# Rhinestone Template in Silhouette



## phatpig (Jun 23, 2010)

Hello...I recently purchased the silhouette cameo to make my own rhinestone transfers instead of buying them but am running into trouble actually converting the images/logos into rhinestone designs...can someone help me? I have corel and adobe suite but have no idea of how to vectorize anything...can someone assist me?


----------



## charles95405 (Feb 1, 2007)

I do not think the software that comes with the Cameo will do rhinestone templates. There is a $50 upgrade that will.

How good Corel and AI will do vectorizing depends on the version you have. Corel X4 is sort of okay but needs tweaking. X5is some better. AI CS4is okay, CS5 is better. But use these programs you need to know how to use node tools to tweak. Vectorizing is not an easy learning curve. And vectorizing any image that has gradients like a photo will drive you crazy.. Best to convert to black and white first.. Suggest you search YouTube for more info on vectorizing


----------



## Riph (Jan 11, 2011)

What Charles said - you can do Rhinestones in Silhouette with the $49.9 upgrade. You can get it here:

Silhouette Studio® Designer Edition

If anyone else is using it, please post your impressions. I'd be interested in hearing how it works for you for Rhinestones. (I have a Cameo, but I'm a total rhinestone noob.)
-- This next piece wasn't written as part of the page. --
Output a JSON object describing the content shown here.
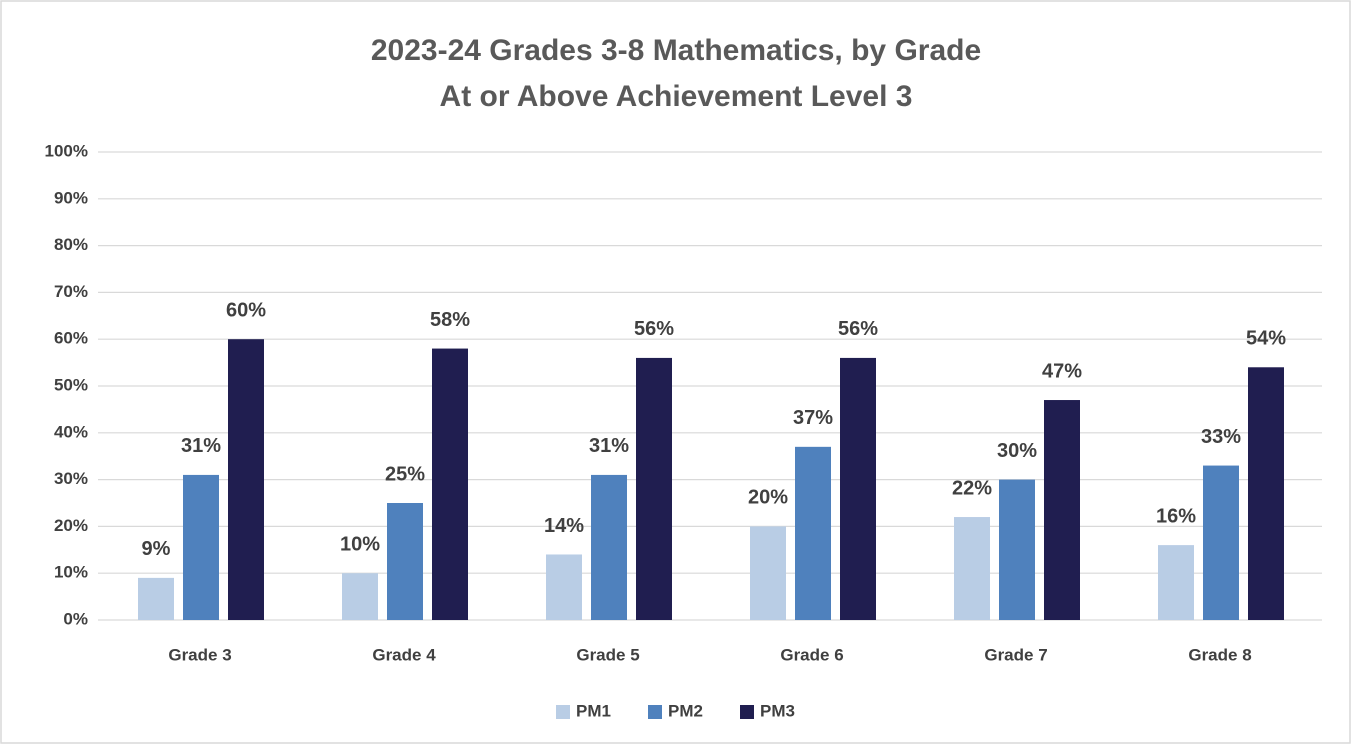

As for vectorizing, I do it all the time in Corel X5. Import your graphic, then use the Outline Trace tool to vectorize it. It will open up in a window where you can try alot of different settings very easily, and you can see how well it vectorizes your graphic. If you have a specific question, let me know and I can try to help you through it.

Cheers.


----------



## phatpig (Jun 23, 2010)

I have the rhinestone upgrade. I have some logos and other images that I want to convert to rhinestone but can't get the vectorizing part done. Tried to do a live trace in AI but it's not working...maybe I'm not working.


----------



## charles95405 (Feb 1, 2007)

as I said it is not easy...did you watch the youtube tutorials..??? if not, you should


----------